Corría el primer semestre del año 2009 cuando recibí un diagnóstico que lo cambiaría todo en mi vida. Casi sin darme cuenta, llegué a ser una persona con diabetes mellitus tipo 1. “Eres muy joven para tener eso”, me decía todo el que se enteraba de la no tan buena nueva. “Pero, ¿cómo así?... ¿esto será para siempre?”, preguntaban con cara de consternación. “Cata, tú estás bien; eso va a desaparecer muy pronto”, aseguraban los incrédulos que se negaban, con su visión de un futuro libre de enfermedad, a esta realidad que había llegado para alojarse en mí. Desde entonces, vivir con diabetes (cuyo día mundial se conmemora cada 14 de noviembre) ha implicado aprender y reaprenderlo todo, sabiendo que más allá de cualquier desafío que enfrente a nivel personal o profesional, a diario encaro una misión titánica que requiere coraje, entereza y mucha más autoestima que autocompasión.

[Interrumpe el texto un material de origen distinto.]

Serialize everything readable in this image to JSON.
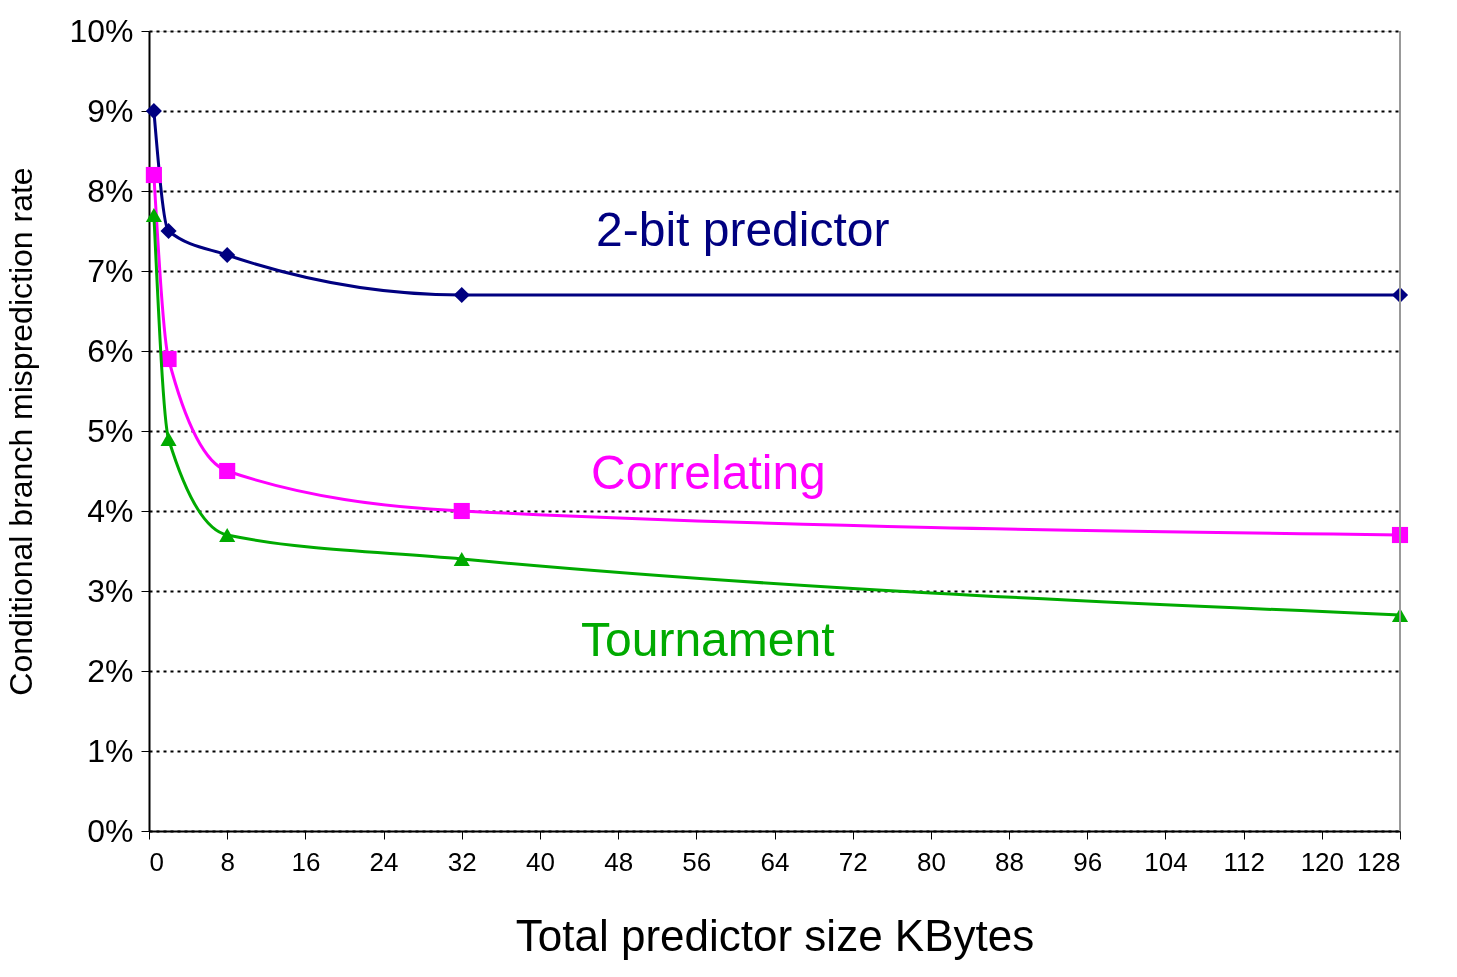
{
  "chart_data": {
    "type": "line",
    "xlabel": "Total predictor size KBytes",
    "ylabel": "Conditional branch misprediction rate",
    "xlim": [
      0,
      128
    ],
    "xticks": [
      0,
      8,
      16,
      24,
      32,
      40,
      48,
      56,
      64,
      72,
      80,
      88,
      96,
      104,
      112,
      120,
      128
    ],
    "ylim": [
      0,
      10
    ],
    "yticks": [
      {
        "value": 0,
        "label": "0%"
      },
      {
        "value": 1,
        "label": "1%"
      },
      {
        "value": 2,
        "label": "2%"
      },
      {
        "value": 3,
        "label": "3%"
      },
      {
        "value": 4,
        "label": "4%"
      },
      {
        "value": 5,
        "label": "5%"
      },
      {
        "value": 6,
        "label": "6%"
      },
      {
        "value": 7,
        "label": "7%"
      },
      {
        "value": 8,
        "label": "8%"
      },
      {
        "value": 9,
        "label": "9%"
      },
      {
        "value": 10,
        "label": "10%"
      }
    ],
    "grid": "y",
    "legend": false,
    "series": [
      {
        "name": "2-bit predictor",
        "color": "#000080",
        "marker": "diamond",
        "x": [
          0.5,
          2,
          8,
          32,
          128
        ],
        "values": [
          9.0,
          7.5,
          7.2,
          6.7,
          6.7
        ]
      },
      {
        "name": "Correlating",
        "color": "#ff00ff",
        "marker": "square",
        "x": [
          0.5,
          2,
          8,
          32,
          128
        ],
        "values": [
          8.2,
          5.9,
          4.5,
          4.0,
          3.7
        ]
      },
      {
        "name": "Tournament",
        "color": "#00aa00",
        "marker": "triangle",
        "x": [
          0.5,
          2,
          8,
          32,
          128
        ],
        "values": [
          7.7,
          4.9,
          3.7,
          3.4,
          2.7
        ]
      }
    ]
  }
}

Quizás por eso último suele ser tan chocante el hecho de que a las personas con diabetes en ocasiones nos quieran hacer sentir que no estamos haciendo lo correcto o que no estamos siendo lo suficientemente cuidadosos como para merecer una vida plácida. Para quienes ―como yo― desde el día en que fueron diagnosticados con diabetes escucharon las consecuencias potenciales de padecer este mal, que casi todos temen, seguir vivos y bien, sin ánimos de hiperbolizar, es más que una proeza. Quedarnos ciegos o perder un pie o una pierna hacen parte de la nefasta lista que resalta todo que nos puede ocurrir si no somos conscientes de lo que debemos hacer y, a su vez, dejar de hacer con el objetivo de sobrevivir. Para tratar esta u otra afección, seguir las recomendaciones médicas es apenas obvio. Pero para que exista un bienestar integral es fundamental que el trato que recibamos las personas con diabetes (o con cualquier otra condición de salud) no solo sea como pacientes, sino también ―y en mayor medida― como humanos.

Tener diabetes no es una sentencia de muerte. Tener diabetes no representa una pena. Tampoco es el octavo pecado capital llevar una diabetes mal controlada. El que por diversas circunstancias la vida nos haya conducido hacia una situación que, de entrada, no fue deseada no puede ser causal de culpabilidad. No debemos ser culpados por los demás, ni mucho menos culparnos a nosotros mismos de nuestra condición. Por muy compleja que sea, una enfermedad no puede estigmatizarse como un castigo. Quienes vivimos con ella no estamos condenados a diabetes perpetua. Por ende, no merecemos ser juzgados. Una persona con diabetes es, en esencia, una persona. Que nadie deje de lado eso… en especial, nosotros mismos.